Digit is an automated savings app. It uses an algorithm to learn your spending patterns and then saves according to how much it believes you can afford. The app also learns the schedule of your bill payments in order to prevent withdrawing money during a time you may need it. This feature is different from other savings apps like Qapital and Acorns, which use specific rules (round ups, weekly deposits, guilty pleasure, etc.) to trigger the savings.

Pros:

  1. It works. I’ve saved well over $2000 using this app. This may not appear to be a large amount, but during these past two years I’ve withdrawn money for emergencies, stopped leaving money in my main funding account and paused the app for months at a time all together. I’ve also set a maximum daily savings limit of $5 so that the app cannot withdraw more than $5 from my checking account per day.
  2. The algorithm has not failed me yet. There have been multiple times when I logged into the app and saw a message saying it was unable to save for me due to upcoming bills, even if I had hundreds of dollars in my checking account. When my account is low, the app makes sure to only take a little amount at a time, a few times per week. This makes it much easier to endure. In my opinion, it’s the equivalent to an occasional bag of chips or extra fast food meal per week.
  3. Multiple Goals: I also enjoy the fact that you can save towards multiple goals at a time. This was a great feature around Christmas time because it allowed me the save for my emergency fund while simultaneously saving for presents. With multiple goals, you have the option of putting more “savings effort” towards a specific goal through the boost feature. Example: $10, 3 goals and one with boost turned on. $5 may get put towards the one with boost, while $2.50 each will go towards the other two.
  4. Digit also recently released a new credit card payoff feature. This feature allows users to choose to save money to put towards extra credit card payments. The app stores the money and sends it to your credit card company once a month. I’ve tried it with my Capital One card and had no problems. I didn’t think it was anything special, but I didn’t think it was a bad feature. I believe users can get the exact same effect by creating a goal for debt payoff, and periodically making extra payments. I can however see how this may be beneficial for someone who does not want to manually do it.
  5. Transfers: I’m not sure if this is because of my bank, or because of Digit, but transfers are almost always completed the day of for me.
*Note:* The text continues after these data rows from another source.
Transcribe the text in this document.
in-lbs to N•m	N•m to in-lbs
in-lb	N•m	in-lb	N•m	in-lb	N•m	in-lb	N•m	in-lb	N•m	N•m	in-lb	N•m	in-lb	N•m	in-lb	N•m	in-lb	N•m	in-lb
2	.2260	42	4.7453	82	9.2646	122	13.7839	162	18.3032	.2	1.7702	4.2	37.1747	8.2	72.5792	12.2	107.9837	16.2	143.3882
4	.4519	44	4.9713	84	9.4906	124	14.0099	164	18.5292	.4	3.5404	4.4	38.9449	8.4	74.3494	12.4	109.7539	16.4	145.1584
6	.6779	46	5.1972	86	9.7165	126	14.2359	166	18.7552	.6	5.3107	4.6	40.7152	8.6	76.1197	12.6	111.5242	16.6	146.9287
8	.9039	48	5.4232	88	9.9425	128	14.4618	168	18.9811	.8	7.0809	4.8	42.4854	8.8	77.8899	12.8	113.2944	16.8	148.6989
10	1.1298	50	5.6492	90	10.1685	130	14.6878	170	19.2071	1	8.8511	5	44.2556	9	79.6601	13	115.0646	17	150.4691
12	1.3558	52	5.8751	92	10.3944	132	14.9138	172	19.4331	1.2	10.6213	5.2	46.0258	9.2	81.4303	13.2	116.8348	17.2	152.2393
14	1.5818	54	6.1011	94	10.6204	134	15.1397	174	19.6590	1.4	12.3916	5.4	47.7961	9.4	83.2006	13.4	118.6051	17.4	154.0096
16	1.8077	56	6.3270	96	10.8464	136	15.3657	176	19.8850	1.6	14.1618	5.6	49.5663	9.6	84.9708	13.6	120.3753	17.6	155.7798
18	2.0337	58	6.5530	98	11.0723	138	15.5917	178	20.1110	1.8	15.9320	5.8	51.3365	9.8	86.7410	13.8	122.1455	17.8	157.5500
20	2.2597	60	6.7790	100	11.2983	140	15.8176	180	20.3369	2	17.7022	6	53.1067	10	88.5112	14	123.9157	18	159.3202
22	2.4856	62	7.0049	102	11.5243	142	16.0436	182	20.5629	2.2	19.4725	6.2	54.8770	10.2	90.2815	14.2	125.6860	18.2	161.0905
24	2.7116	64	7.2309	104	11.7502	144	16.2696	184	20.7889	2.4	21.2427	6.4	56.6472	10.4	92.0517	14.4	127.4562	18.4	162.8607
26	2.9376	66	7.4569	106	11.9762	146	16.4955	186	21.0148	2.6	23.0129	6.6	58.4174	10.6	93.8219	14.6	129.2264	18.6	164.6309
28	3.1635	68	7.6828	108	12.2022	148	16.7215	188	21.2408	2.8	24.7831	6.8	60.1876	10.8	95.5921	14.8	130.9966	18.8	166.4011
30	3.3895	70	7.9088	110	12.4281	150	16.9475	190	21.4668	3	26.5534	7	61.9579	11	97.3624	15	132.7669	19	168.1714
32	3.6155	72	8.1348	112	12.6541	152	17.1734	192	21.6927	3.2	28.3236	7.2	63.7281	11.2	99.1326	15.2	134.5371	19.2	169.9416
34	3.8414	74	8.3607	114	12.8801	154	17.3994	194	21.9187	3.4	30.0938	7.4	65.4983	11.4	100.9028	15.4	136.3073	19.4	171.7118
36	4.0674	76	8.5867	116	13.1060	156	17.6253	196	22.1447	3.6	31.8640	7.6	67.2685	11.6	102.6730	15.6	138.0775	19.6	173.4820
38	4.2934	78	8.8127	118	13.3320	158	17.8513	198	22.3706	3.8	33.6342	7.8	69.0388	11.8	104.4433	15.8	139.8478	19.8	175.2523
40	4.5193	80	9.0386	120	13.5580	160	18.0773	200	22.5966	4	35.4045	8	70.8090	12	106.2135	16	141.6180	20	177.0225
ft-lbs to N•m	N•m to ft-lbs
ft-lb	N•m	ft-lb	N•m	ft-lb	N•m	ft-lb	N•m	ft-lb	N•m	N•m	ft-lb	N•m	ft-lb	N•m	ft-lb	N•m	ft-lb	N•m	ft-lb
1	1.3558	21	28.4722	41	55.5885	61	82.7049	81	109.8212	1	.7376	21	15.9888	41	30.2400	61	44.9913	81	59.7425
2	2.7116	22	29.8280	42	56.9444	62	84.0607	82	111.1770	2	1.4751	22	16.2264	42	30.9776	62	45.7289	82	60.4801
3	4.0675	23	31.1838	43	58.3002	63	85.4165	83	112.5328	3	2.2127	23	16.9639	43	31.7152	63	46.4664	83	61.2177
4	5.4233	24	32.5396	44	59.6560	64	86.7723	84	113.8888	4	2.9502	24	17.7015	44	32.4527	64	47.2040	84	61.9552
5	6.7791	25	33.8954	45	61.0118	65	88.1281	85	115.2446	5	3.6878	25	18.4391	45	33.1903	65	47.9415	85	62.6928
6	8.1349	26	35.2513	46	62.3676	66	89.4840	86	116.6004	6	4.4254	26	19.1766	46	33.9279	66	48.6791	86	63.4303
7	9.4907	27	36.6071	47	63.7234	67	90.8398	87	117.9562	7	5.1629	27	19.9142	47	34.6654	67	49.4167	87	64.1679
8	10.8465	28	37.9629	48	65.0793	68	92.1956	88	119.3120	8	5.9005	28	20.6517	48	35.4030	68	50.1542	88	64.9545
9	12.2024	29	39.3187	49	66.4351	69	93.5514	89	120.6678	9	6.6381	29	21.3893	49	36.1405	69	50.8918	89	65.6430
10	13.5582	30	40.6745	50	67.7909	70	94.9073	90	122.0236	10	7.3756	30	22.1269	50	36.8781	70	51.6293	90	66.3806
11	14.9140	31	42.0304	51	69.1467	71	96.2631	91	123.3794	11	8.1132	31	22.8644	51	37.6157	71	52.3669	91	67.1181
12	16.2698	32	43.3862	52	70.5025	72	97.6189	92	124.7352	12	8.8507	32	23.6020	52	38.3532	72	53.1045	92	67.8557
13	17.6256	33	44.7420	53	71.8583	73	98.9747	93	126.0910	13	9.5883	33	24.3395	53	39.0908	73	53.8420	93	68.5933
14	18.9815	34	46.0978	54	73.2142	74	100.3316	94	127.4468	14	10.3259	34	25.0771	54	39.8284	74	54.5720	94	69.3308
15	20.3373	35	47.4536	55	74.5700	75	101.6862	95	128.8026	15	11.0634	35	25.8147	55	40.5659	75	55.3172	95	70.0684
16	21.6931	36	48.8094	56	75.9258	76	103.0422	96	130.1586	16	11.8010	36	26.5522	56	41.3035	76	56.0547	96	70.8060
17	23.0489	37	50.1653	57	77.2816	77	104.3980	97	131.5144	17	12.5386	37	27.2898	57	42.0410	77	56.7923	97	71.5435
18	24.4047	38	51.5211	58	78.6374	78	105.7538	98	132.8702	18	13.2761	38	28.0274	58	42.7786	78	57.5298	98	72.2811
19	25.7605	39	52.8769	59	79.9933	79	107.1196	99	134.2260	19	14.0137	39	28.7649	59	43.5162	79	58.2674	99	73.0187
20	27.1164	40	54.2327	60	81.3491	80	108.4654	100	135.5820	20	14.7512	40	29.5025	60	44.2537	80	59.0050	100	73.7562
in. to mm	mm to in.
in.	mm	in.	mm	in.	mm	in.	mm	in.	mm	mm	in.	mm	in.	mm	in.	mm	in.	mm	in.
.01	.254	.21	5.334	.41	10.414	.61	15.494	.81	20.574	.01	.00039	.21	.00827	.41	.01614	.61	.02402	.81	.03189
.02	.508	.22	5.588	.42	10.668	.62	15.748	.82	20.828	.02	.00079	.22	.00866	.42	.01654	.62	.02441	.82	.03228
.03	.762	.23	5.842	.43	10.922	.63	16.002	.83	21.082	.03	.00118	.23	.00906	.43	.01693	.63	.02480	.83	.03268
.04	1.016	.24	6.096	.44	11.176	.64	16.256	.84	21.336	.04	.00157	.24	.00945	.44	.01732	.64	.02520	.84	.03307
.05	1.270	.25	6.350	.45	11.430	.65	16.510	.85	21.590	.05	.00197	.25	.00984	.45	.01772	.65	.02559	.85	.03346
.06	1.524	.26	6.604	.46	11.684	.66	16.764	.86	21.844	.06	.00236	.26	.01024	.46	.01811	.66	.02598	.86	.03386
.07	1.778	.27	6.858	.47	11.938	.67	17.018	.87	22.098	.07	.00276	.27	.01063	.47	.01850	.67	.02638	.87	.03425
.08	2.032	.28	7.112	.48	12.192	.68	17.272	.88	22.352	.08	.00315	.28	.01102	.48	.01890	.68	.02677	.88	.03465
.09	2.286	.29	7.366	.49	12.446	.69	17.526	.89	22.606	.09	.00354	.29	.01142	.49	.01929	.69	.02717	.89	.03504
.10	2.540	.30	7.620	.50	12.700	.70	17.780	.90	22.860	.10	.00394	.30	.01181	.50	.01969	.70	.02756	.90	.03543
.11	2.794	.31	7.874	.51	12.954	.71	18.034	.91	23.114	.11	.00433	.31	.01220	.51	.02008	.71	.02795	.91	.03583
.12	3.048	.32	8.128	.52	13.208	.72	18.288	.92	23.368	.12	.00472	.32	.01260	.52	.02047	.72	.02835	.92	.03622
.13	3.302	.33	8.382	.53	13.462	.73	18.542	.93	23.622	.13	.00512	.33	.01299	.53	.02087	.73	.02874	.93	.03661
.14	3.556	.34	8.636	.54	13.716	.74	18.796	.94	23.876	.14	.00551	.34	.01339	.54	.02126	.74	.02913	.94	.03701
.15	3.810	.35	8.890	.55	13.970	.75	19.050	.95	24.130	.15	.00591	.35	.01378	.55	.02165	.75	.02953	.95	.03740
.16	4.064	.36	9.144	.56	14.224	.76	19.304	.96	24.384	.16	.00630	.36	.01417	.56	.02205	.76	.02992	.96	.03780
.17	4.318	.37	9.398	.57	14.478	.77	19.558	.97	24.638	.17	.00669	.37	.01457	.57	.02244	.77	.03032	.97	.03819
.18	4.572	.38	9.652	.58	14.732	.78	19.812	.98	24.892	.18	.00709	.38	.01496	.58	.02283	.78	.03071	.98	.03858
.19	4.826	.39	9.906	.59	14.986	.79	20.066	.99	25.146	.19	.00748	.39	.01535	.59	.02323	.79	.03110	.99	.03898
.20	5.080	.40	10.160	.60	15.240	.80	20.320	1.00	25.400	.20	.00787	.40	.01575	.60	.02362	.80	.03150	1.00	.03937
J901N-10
One of the things that originally turned me off from Qapital was the fact that transfers took around five days to complete. Digit on the other hand hits my bank account within 24 hours. This is great because it allows the money to leave in small increments (which is the main appeal of the app), as opposed to withdrawing large amounts at once. It also makes my money easy to access in the event they I need it quickly.

Cons:

  1. When I originally signed up for the app in 2017, Digit was completely free. However, recently they’ve implemented a $2.99 monthly subscription fee. Although I understand why the creators did it from a business standpoint, having to pay a fee to save money seems counterproductive. Digit does offer a 1% savings “boost” every quarter — which can offset the cost for some, though they would need to keep at least $3600 in their Digit account. I much rather periodically transfer my money into a high-yield savings account, so I just treat the app like a subscription service. Even with the fee, it is still worth it to me. I’ve saved way more money than I would’ve on my own.
  2. Digit does not offer phone support. Users can message the support team via chat and email, but not talk to them over the phone. I have never experienced a problem with messaging their customer service, though I can see how this could be an issue for people who prefer phone support.
  3. Earlier I discussed how much I love the algorithm- which I do, but sometimes it can get a little too aggressive. Because it saves money based on your funding account, large windfalls of money can throw it off. For example, if you deposit a $1000 check in an account that usually has a balance of $300, Digit’s algorithm may withdraw $20 in one day as opposed to the usual $3 or $4. One of the easiest ways to get around this is to set a daily maximum save limit. I have mine currently set at $5, meaning Digit cannot save more than $5 a day from my funding account.

Overall, I’m happy with the app. I’m always looking for ways to automate my savings and Digit has easily become my second favorite way to do this. It has helped me save a total of $4000 in two years, which is well worth the monthly fee.